Он был торжественно - о да, почти торжественно - заключен давным-давно, едва начались поездки на Чаган и Урал, пикники с офицерами, сватовство купеческих сынков, гулянья в коммерческом клубе и войсковом собрании, едва Вареньку, Варюшу, Варю приказчики назвали уважительно Варварой Михайловной.
Торжество случилось летом, на луке, в путаных зарослях ежевики, в знойной полуденной истоме. Варенька захватила с собой бутылку портвейна и пачку печенья. Витька был принаряжен - в парусиновом пиджачке и с пенсне на боковом кармашке. Пенсне он незадолго до того приобрел, уверяя, что у него болят глаза от солнца. Но нос его был плохо приспособлен для такого украшения, и он накалывал пенсне английской булавочкой на кармашек.
Сначала собирали по кустам ежевику, потом, развалившись под деревом, распили портвейн.
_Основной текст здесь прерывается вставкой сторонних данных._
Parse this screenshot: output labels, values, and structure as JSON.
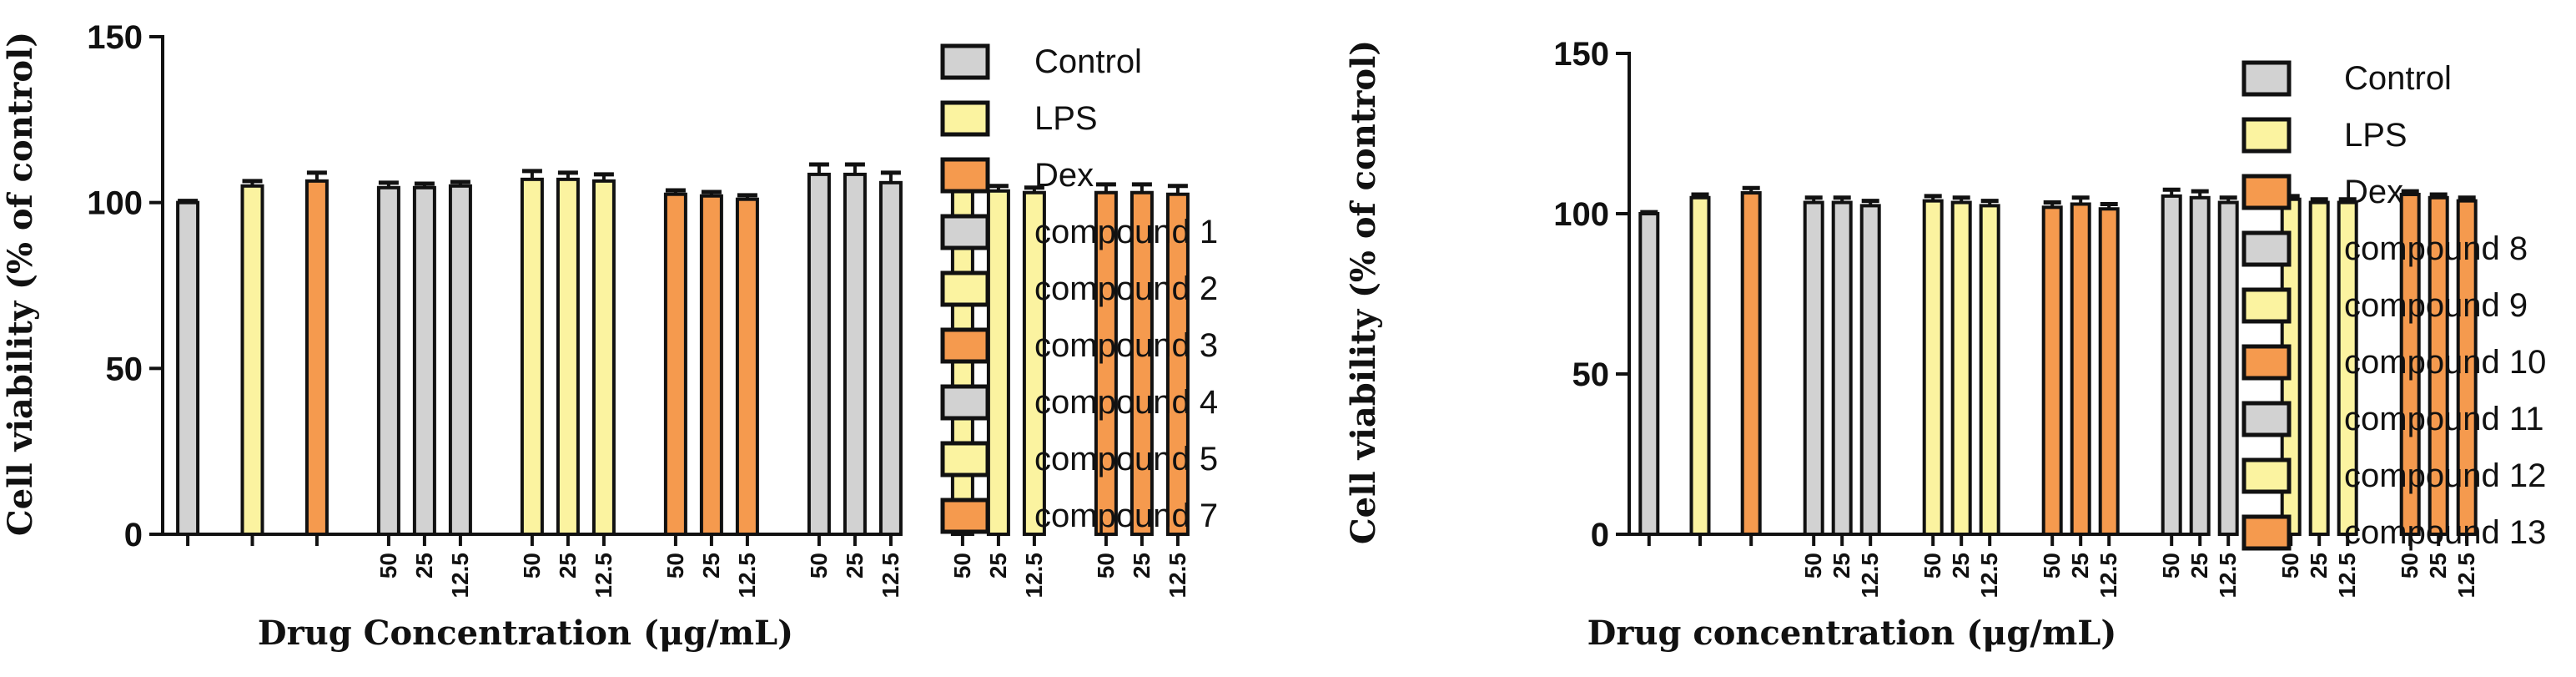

Вино было теплое, Варенька щедро наливала в стакан, и Витька быстро пьянел.
- Я вас очень обожаю, Варюша, - говорил он блаженно, растирая по лицу клейкий, блестящий пот, - не в сравненье больше других. Другие, может, подлаживаются, а я чувствую. И вы это замечаете и выделяете меня из толпы, а я опять же это чувствую, потому что не как все, а не в сравненье тоньше.
- Тонок, что говорить, - ухмыльнулась Варенька.
- Я, Варюша, отлично понимаю, что на вас редкий который может угодить. У вас желание высокое, и вся вы так и рветесь.
- Ха-ха! Рвусь! Ну на, выпей!
- Я вас понимаю, потому что не как все, - продолжал Витька.
Он выпил, лицо его покрылось малиновыми пятнами, глазки растроганно лучились.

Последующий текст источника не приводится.